Get the book and get started to help.
Rating: 5 / 5
“Addiction-Free” by Gene Hawes and Anderson Hawes fills a niche in the literature on alcoholism and addiction. Alcoholism and drug addiction is universally recognized in American medicine as the disease of substance abuse and represents one of America’s largest epidemics. Studies put the numbers of alcoholics in the U.S. at 18 million, and the numbers of drug addicts at five-and-a-half million. Consequently, one of the greatest imperatives in America today is to help these alcoholics/addicts begin recovery before they ruin their careers, impoverish their families, get imprisoned, kill others on the highway, or finally kill themselves in car crashes, overdose, or liver failure.
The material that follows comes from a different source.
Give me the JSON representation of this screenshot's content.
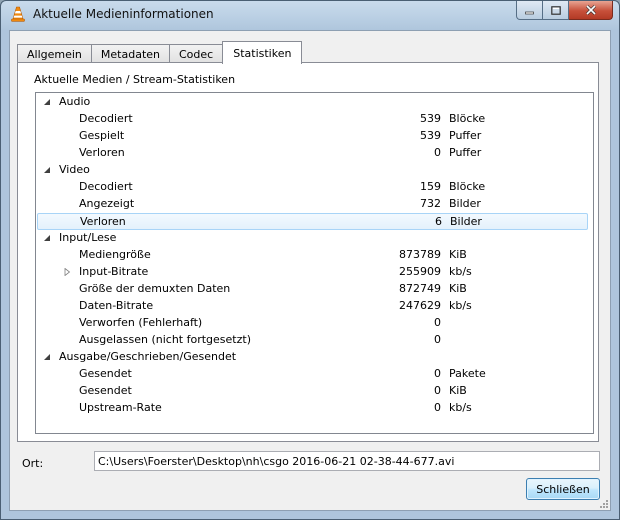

This imperative is answered in full in “Addiction – Free; How to Help an Alcoholic or Addict Get Started on Recovery.” It explains all the little-known ways by which millions of former alcoholics/addicts actually have started recovery, and are recovering today. It tells how to get help with starting recovery in any community, anywhere in the U.S. It guides readers to all of the medical treatment programs there are for alcoholism/addiction. Importantly, it also advises how those individuals closest to the alcoholic/addict can start recovery from the deep emotional injuries they themselves have suffered, while also helping the alcoholic/addict in their lives to recover. For the many millions of Americans who desperately need it, “Addiction-Free” is indispensable and even inspiring. The book is well organized, easy to read and can be read through or used as a reference for individuals, families, and professionals.